Oceana denounces Spanish owned pirate fishing vessel and asks for tough measures against IUU fishing
The United Nations Food and Agricultural Organisation (FAO) is discussing measures against IUU fishing in Rome this week
Press Release Date: May 13, 2010
Oceana has documented and urged action by the Spanish government against the IUU fishing vessel “Furabolos” (IMO 8604668), now named “Eros 2”, and flying a Panama flag, currently in the port of Santa Eugenia de Ribeira in Galicia, Spain. IUU means “illegal, unreported and unregulated” fishing and it is a major contributor to overfishing and one of the biggest threats to the oceans. Vessels that fish with banned nets or in protected areas often take juveniles or target fish from stocks that are already on the brink of extinction.
“Furabolos” is a pirate vessel and even though authorities were informed of the fact in February 2008, today, more than one year later the vessel is in a Galician harbour, without detention and is still not scrapped. Spain, as port state and home to the owning company must begin not only to talk about the fight against IUU fishing but actually do something about it”, says Ricardo Aguilar, Director of Investigations at Oceana Europe.
According to the crew onboard, “Furabolos” was fishing for deepsea sharks. The oil from their valuable livers, called Squalene, is used in the cosmetic industry. The “Furabolos” was observed in international waters of the Northeast Atlantic without the correct licences in February 2008 and transferred to the NEAFC IUU B list in July 2008[i]. Since that time, “Furabolos” was not allowed to enter any port of a NEAFC contracting party under the organisation’s rules. But even though blacklisted, the Furabolos entered the port of Tenerife in October 2008 and left again some days later and then entered the port of Santa Eugenia de Ribeira in November 2008. The same month, after more than a four month delay, the European Union finally also banned the “Furabolos” from entering any European Union port. Lloyds Register Fairplay, a company that provides information about vessels, names the Spanish company Albacora as the owners of Furabolos.

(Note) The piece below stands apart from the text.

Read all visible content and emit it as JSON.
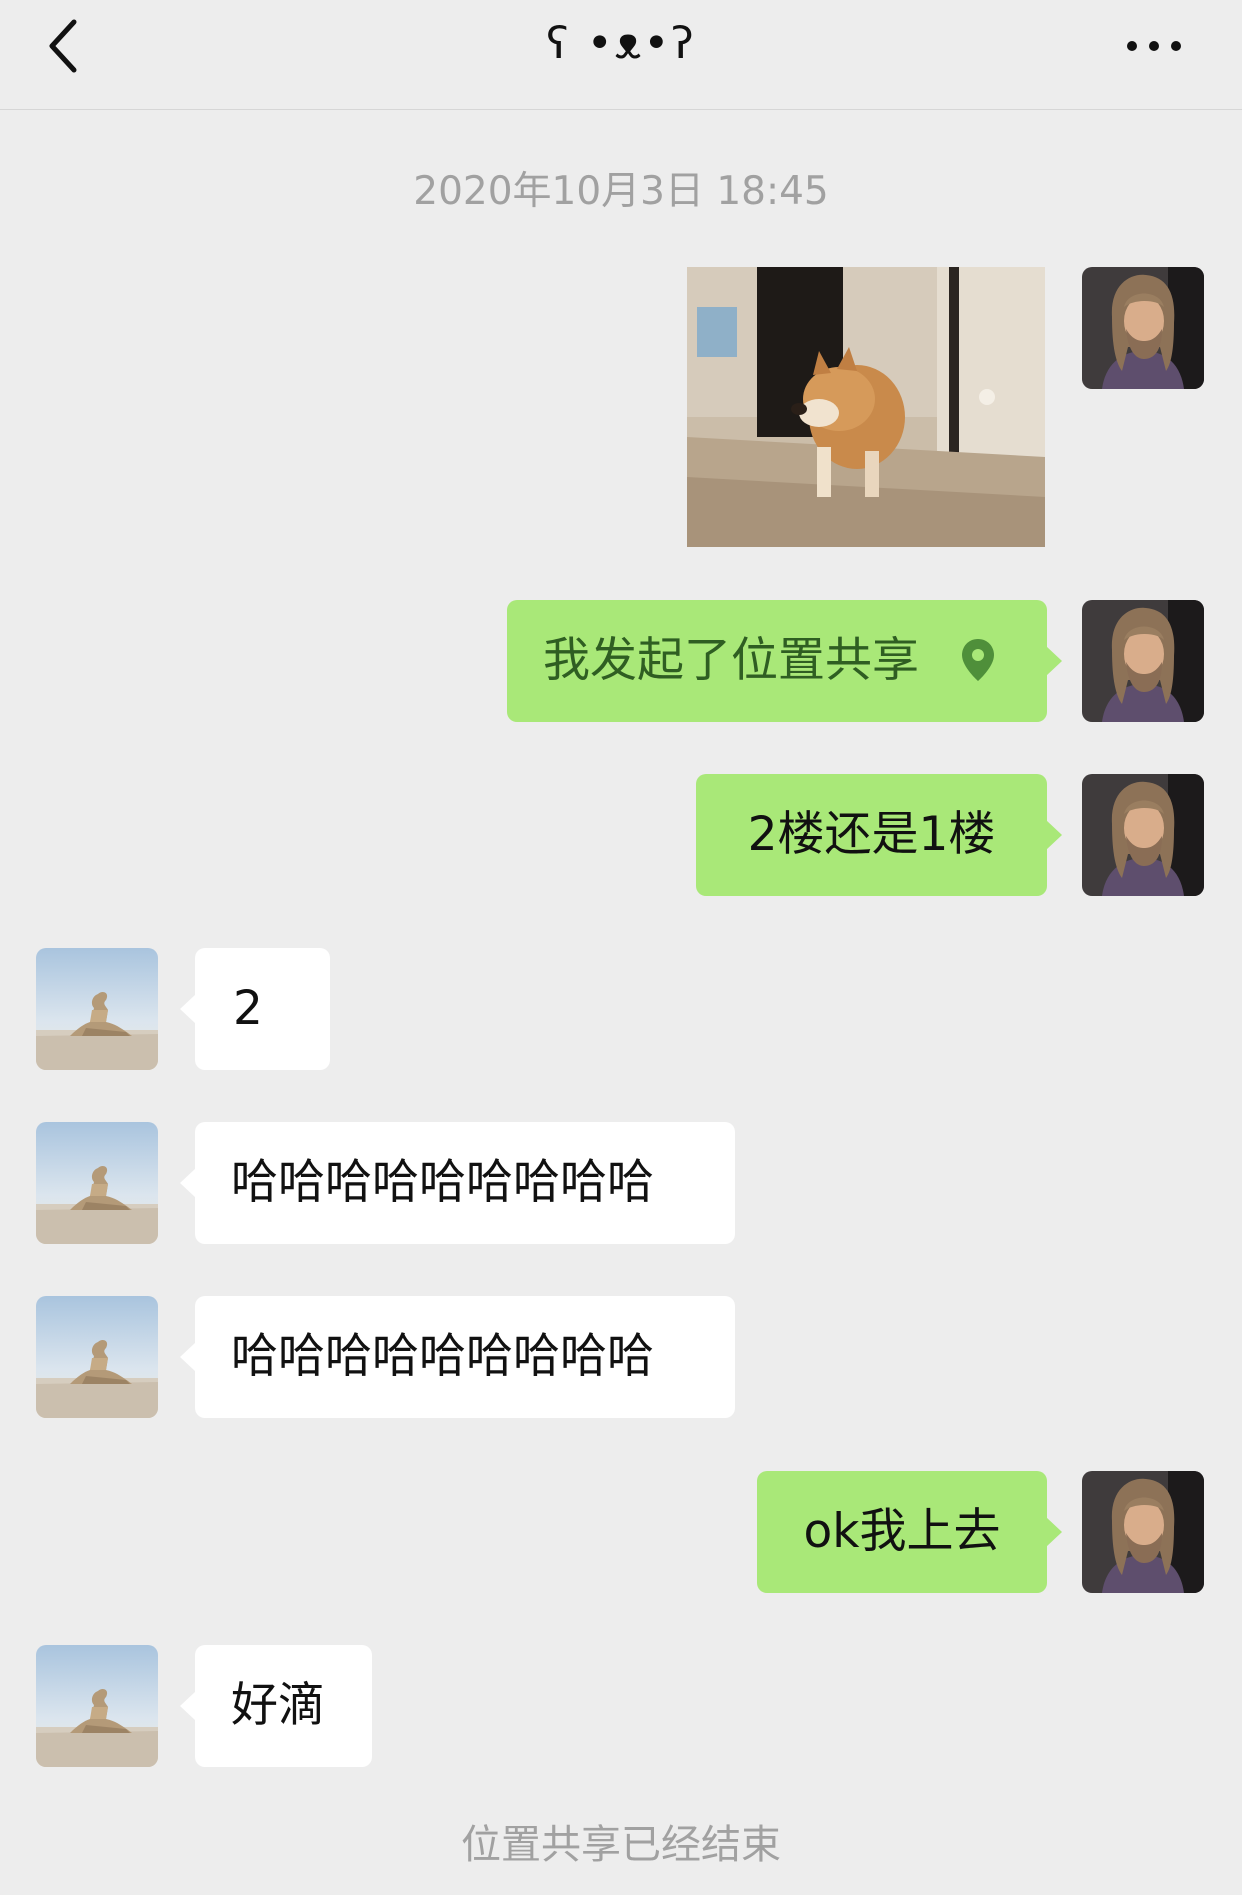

For decades, the number and power of fishing vessels in the European Union has far exceeded the available fish resources. One measure to reduce this overcapacity on paper was simply to “export” the vessel – meaning flagging the fishing vessel to another country – the process was often even subsidised by the European Union. This measure obviously did not reduce the problem of global overcapacity and overfishing, but shifted the responsibility for the fishing vessel in a lot of cases to developing countries that often have no possibility to control its activity effectively. The “Furabolos” is a typical example of how the irresponsible export of European Union fishing vessels to developing countries leads to illegal fishing. In 2004, the originally Spanish vessel “Furabolos”, at that time already owned by Albacora according to Lloyds Register Fairplay, was exported to the Seychelles with taxpayers’ money from the European Union and received a Seychelles flag; but in 2008 it was fishing illegally in the Northeast Atlantic. Today the vessel is named “Eros II” and re-flagged to Panama, a typical cheap “Flag of Convenience”, easy to register with and often chosen by owners of poaching vessels to hide their identity.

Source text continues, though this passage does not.